Estabelecer padrões pode não ser a resposta, uma vez que as normas não acompanham ou antecipam a rapidez das inovações. No entanto, há o que padronizar, colaborando para que os principais conceitos em torno da segurança em nuvem tenham estrutura e conformidade.
É aí que entra a organização sem fins lucrativos Cloud Security Alliance (CSA), fundada em 2009. Atualmente com 20 mil membros, é frequentemente citada como uma das principais vozes no movimento que leva segurança à computação em nuvem. Como explica um membro do conselho da CSA e chefe de segurança da informção (CSO) da Sallie Mae, Jerry Archer, a organização não aspira ser um organismo de normalização, mas procura formas de promover as melhores práticas que seriam aceitas por usuários, auditores de TI, fornecedores de cloud e soluções de segurança.
Archer explicou como a CSA funciona e não só como resolve os problemas de segurança na nuvem, mas também como a nuvem irá melhorar a segurança para todos.
Poderia nos dar uma descrição sobre o que a CSA faz?

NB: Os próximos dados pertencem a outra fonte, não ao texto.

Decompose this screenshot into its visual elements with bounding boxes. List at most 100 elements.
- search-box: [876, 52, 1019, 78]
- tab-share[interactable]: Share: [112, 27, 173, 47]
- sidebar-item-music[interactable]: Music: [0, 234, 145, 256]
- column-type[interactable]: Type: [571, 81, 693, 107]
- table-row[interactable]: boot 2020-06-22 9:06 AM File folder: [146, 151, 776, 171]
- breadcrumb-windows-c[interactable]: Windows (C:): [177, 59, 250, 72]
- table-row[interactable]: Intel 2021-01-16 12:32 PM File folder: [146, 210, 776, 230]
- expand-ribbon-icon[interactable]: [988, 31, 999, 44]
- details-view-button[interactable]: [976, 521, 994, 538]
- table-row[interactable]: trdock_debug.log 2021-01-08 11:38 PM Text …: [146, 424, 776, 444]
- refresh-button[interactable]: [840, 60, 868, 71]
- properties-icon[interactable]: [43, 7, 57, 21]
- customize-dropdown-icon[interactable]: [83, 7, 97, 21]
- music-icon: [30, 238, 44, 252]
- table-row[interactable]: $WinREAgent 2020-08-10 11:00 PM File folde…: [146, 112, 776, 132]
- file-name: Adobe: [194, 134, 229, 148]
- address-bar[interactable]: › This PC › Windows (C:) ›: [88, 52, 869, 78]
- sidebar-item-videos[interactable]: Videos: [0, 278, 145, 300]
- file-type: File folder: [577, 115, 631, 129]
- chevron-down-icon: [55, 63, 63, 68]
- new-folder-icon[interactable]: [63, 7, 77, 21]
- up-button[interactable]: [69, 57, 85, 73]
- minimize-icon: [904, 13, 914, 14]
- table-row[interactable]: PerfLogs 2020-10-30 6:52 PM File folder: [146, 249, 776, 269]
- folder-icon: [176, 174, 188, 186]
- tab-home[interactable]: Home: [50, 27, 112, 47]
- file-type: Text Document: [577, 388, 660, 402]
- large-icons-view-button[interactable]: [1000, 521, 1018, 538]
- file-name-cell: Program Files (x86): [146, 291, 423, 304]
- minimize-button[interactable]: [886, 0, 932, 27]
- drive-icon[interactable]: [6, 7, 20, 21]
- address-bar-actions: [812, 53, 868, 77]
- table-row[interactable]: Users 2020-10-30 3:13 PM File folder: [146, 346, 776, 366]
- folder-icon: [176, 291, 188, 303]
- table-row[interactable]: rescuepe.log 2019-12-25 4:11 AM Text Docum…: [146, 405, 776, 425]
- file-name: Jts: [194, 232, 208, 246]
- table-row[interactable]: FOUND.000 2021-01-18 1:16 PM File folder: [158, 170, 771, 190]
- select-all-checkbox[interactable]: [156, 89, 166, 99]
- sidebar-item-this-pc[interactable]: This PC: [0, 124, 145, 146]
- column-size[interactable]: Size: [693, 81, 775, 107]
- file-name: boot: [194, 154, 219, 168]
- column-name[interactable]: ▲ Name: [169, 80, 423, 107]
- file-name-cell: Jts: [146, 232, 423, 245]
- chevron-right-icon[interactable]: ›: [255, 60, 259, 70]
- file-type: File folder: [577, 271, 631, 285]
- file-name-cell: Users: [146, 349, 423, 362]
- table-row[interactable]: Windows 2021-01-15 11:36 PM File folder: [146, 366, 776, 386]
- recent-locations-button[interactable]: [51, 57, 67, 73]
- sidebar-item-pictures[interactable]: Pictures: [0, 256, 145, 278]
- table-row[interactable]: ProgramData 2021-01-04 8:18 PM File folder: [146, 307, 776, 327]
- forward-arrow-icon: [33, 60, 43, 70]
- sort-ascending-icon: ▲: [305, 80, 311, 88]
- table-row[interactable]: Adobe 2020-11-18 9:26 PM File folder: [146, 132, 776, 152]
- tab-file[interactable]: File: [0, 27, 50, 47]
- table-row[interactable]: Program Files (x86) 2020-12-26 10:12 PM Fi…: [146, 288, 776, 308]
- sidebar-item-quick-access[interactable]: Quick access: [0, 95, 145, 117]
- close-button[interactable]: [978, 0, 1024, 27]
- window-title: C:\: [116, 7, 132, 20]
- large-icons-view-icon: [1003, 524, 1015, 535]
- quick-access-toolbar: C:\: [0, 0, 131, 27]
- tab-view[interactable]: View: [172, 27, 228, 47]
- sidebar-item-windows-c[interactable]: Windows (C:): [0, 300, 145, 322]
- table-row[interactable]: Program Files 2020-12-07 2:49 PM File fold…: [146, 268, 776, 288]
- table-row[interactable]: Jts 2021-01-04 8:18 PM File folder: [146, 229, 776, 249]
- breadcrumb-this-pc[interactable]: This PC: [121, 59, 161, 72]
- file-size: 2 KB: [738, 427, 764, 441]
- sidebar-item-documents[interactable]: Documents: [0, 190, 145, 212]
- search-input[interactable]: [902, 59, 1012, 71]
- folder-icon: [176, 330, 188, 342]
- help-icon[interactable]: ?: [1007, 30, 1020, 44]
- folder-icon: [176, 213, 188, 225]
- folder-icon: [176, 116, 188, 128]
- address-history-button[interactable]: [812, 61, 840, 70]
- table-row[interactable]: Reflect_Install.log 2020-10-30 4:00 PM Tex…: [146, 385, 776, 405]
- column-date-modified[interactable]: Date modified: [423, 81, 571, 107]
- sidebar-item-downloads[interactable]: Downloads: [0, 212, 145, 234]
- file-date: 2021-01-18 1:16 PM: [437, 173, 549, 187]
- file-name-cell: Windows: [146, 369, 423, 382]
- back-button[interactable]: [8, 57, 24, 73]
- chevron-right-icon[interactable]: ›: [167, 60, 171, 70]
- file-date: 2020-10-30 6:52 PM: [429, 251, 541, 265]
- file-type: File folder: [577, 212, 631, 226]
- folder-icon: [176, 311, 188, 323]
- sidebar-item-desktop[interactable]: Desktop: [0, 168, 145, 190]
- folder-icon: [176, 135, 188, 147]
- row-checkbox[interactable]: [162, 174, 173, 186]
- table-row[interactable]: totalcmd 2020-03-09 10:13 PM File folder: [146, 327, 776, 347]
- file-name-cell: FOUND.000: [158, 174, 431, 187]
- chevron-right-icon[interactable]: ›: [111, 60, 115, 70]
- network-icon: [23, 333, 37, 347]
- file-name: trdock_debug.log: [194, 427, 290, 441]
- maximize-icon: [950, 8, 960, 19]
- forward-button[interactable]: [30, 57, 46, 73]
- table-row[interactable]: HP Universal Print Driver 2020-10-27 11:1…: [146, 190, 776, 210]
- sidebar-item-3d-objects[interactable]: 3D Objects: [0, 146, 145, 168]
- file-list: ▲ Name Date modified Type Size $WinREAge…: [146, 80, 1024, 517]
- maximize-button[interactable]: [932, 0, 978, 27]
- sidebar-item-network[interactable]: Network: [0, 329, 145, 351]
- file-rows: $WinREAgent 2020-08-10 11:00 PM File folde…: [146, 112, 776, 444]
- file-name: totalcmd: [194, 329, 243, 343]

Você pode agrupar o que fazemos em cinco áreas principais. 1) Desenvolver estratégias em torno do que você deve saber e como você deve começar na nuvem. 2) Ajudar na educação das pessoas em relação à segurança em nuvem. 3) Estabelecer as melhores práticas em torno de auditoria e compliance, e traduzir alguns controles típicos SAS 70 e outros regimes de auditoria nos frames para a nuvem. 4) Estamos avaliando como devemos olhar e avaliar a cloud em segurança. 5) Prestando a atenção para saber o que o futuro nos reserva.

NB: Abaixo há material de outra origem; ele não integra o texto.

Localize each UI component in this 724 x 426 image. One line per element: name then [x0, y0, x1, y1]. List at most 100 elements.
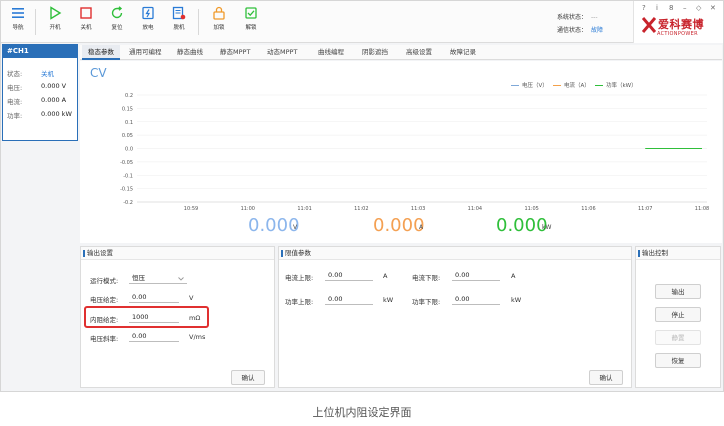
power-label: 功率:: [7, 112, 23, 120]
comm-status: 通信状态： 故障: [557, 25, 603, 34]
toolbar: 导航 开机 关机 复位 放电 脱机 加锁 解锁 系统状态： --- 通信状态： …: [1, 1, 723, 43]
brand-logo-icon: [642, 17, 656, 33]
figure-caption: 上位机内阻设定界面: [312, 406, 412, 419]
x-tick-label: 11:00: [241, 206, 255, 212]
help-icon[interactable]: ?: [642, 4, 646, 12]
info-icon[interactable]: i: [656, 4, 658, 12]
resistance-highlight-box: [84, 306, 209, 328]
lock-button[interactable]: 加锁: [206, 6, 232, 31]
stop-icon: [80, 7, 92, 19]
voltage-reading-unit: V: [293, 224, 298, 231]
x-tick-label: 11:04: [468, 206, 482, 212]
discharge-button[interactable]: 放电: [135, 6, 161, 31]
standby-button[interactable]: 静置: [655, 330, 701, 345]
power-value: 0.000 kW: [41, 110, 72, 118]
power-upper-input[interactable]: 0.00: [325, 293, 373, 305]
unlock-label: 解锁: [245, 25, 257, 31]
power-reading: 0.000: [496, 215, 548, 236]
unlock-icon: [245, 7, 257, 19]
voltage-value: 0.000 V: [41, 82, 67, 90]
current-upper-label: 电流上限:: [285, 274, 314, 282]
x-tick-label: 11:02: [354, 206, 368, 212]
legend-power-swatch: [595, 85, 603, 86]
current-reading: 0.000: [373, 215, 425, 236]
x-tick-label: 11:01: [297, 206, 311, 212]
system-status: 系统状态： ---: [557, 12, 598, 21]
y-tick-label: 0.0: [125, 147, 133, 153]
legend-current: 电流（A）: [553, 81, 590, 89]
tab-shadow[interactable]: 阴影遮挡: [356, 45, 394, 60]
user-icon[interactable]: 8: [669, 4, 673, 12]
legend-voltage-swatch: [511, 85, 519, 86]
slope-unit: V/ms: [189, 333, 206, 341]
voltage-reading: 0.000: [248, 215, 300, 236]
current-value: 0.000 A: [41, 96, 67, 104]
tab-general-program[interactable]: 通用可编程: [123, 45, 168, 60]
channel-voltage-row: 电压: 0.000 V: [7, 82, 66, 92]
power-reading-unit: kW: [542, 224, 552, 231]
brand-name-cn: 爱科赛博: [658, 18, 704, 31]
voltage-set-label: 电压给定:: [90, 296, 119, 304]
tab-static-curve[interactable]: 静态曲线: [171, 45, 209, 60]
minimize-icon[interactable]: –: [683, 4, 687, 12]
power-on-button[interactable]: 开机: [42, 6, 68, 31]
offline-button[interactable]: 脱机: [166, 6, 192, 31]
legend-power: 功率（kW）: [595, 81, 637, 89]
y-tick-label: -0.15: [120, 187, 133, 193]
tab-static-mppt[interactable]: 静态MPPT: [214, 45, 256, 60]
channel-current-row: 电流: 0.000 A: [7, 96, 66, 106]
x-tick-label: 11:03: [411, 206, 425, 212]
current-lower-unit: A: [511, 272, 516, 280]
tab-advanced[interactable]: 高级设置: [400, 45, 438, 60]
output-settings-panel: 输出设置 运行模式: 恒压 电压给定: 0.00 V 内阻给定: 1000 mΩ…: [80, 246, 275, 388]
power-lower-label: 功率下限:: [412, 298, 441, 306]
stop-button[interactable]: 停止: [655, 307, 701, 322]
mode-label: 运行模式:: [90, 277, 119, 285]
discharge-icon: [142, 6, 154, 20]
power-lower-input[interactable]: 0.00: [452, 293, 500, 305]
menu-icon: [12, 8, 24, 18]
limits-confirm-button[interactable]: 确认: [589, 370, 623, 385]
power-lower-unit: kW: [511, 296, 522, 304]
tab-fault-log[interactable]: 故障记录: [444, 45, 482, 60]
output-button[interactable]: 输出: [655, 284, 701, 299]
mode-select[interactable]: 恒压: [129, 272, 187, 284]
y-tick-label: -0.05: [120, 160, 133, 166]
toolbar-divider: [35, 9, 36, 35]
nav-button[interactable]: 导航: [5, 6, 31, 31]
restore-button[interactable]: 恢复: [655, 353, 701, 368]
tab-steady-params[interactable]: 稳态参数: [82, 45, 120, 60]
current-upper-input[interactable]: 0.00: [325, 269, 373, 281]
y-tick-label: 0.1: [125, 120, 133, 126]
x-tick-label: 10:59: [184, 206, 198, 212]
reset-button[interactable]: 复位: [104, 6, 130, 31]
lock-icon: [213, 6, 225, 20]
current-lower-input[interactable]: 0.00: [452, 269, 500, 281]
nav-label: 导航: [12, 25, 24, 31]
output-control-panel: 输出控制 输出 停止 静置 恢复: [635, 246, 721, 388]
reset-icon: [111, 6, 123, 19]
channel-panel[interactable]: #CH1 状态: 关机 电压: 0.000 V 电流: 0.000 A 功率: 0.00…: [2, 44, 78, 141]
unlock-button[interactable]: 解锁: [238, 6, 264, 31]
slope-input[interactable]: 0.00: [129, 330, 179, 342]
output-confirm-button[interactable]: 确认: [231, 370, 265, 385]
channel-title: #CH1: [3, 45, 77, 58]
close-icon[interactable]: ✕: [710, 4, 716, 12]
voltage-label: 电压:: [7, 84, 23, 92]
power-off-button[interactable]: 关机: [73, 6, 99, 31]
tab-curve-program[interactable]: 曲线编程: [312, 45, 350, 60]
toolbar-divider: [198, 9, 199, 35]
x-tick-label: 11:06: [581, 206, 595, 212]
tab-dynamic-mppt[interactable]: 动态MPPT: [261, 45, 303, 60]
voltage-set-unit: V: [189, 294, 194, 302]
y-tick-label: 0.15: [122, 106, 133, 112]
mode-indicator: CV: [90, 66, 107, 80]
output-control-title: 输出控制: [636, 247, 720, 260]
restore-icon[interactable]: ◇: [696, 4, 701, 12]
tab-bar: 稳态参数 通用可编程 静态曲线 静态MPPT 动态MPPT 曲线编程 阴影遮挡 …: [80, 45, 722, 60]
current-upper-unit: A: [383, 272, 388, 280]
voltage-set-input[interactable]: 0.00: [129, 291, 179, 303]
system-status-value: ---: [591, 14, 598, 21]
comm-status-value: 故障: [591, 27, 604, 34]
y-tick-label: -0.2: [123, 200, 133, 206]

Como a CSA determina com quais projetos irá trabalhar?
Atualmente temos 20 mil membros, e as ideias podem vir de qualquer um deles. Você pode propor uma ideia para o grupo. Se você começar, as pessoas vão trabalhar com você.
No começo, não tínhamos financiamento. Mas passamos a ter patrocinadores, e pessoas que financiam alguns dos trabalhos. Mas, ser objetivo é muito importante para nós. Nosso conselho está constantemente se certificando se um fornecedor não está se excedendo e concentrando os investimentos em determinadas áreas. Nós não queremos que a CSA siga a agenda de qualquer empresa.
Você disse que a CSA não tem intenção de criar padrões rígidos como o SAS 70 ou o PCI. Qual a sua contribuição para a indústria de computação em nuvem?
Achamos que os padrões da indústria devem ser criados por entidades, como a ISO e outros, que são boas nisso. Muitas vezes trabalhamos com as organizações de normalização existentes para obter conselhos e orientações. Mas acreditamos que podemos ser mais ágeis se não estivermos ligados a padrões específicos. Temos alianças formais com a ISO e a International Telecommunications Union (ITU). Também estamos trabalhando com o NIST [Instituto Nacional de Padrões e Tecnologia nos Estados Unidos] e estamos abertos a parcerias com outras organizações de padrões.
Você vê algum conflito entre o direito do usuário de fazer perguntas detalhadas sobre fornecedores de cloud e suas medidas de segurança, e o direito dos provedores em manter em segredo os detalhes por causa da segurança?
Os provedores jamais poderão dizer a alguém determinados assuntos, tais como seus firewalls são configurados. Por outro lado, há muitas informações que, se forem transmitidas corretamente, seriam extremamente úteis para a segurança.
Se separar os fatos dos exageros, como consumidor de nuvem eu poderia obter informações suficientes de você sem colocar em risco a sua segurança e ainda me fornecendo o tipo de conhecimento de que preciso para confiar no ambiente em que estou.
Até onde a CSA consegue enxergar o futuro da nuvem?
É ingênuo afirmar que é possível prever o futuro com mais de dois anos à frente. Tudo está mudando e fica dificil prever as consequencias. A nuvem irá mudar tudo sobre computação.
Todo mundo vai para a nuvem e a segurança continuará a evoluir. Empresas como Sallie Mae, financeiras e outras vão para a nuvem e demandarão níveis de segurança iguais ou melhores do que o que eles têm agora.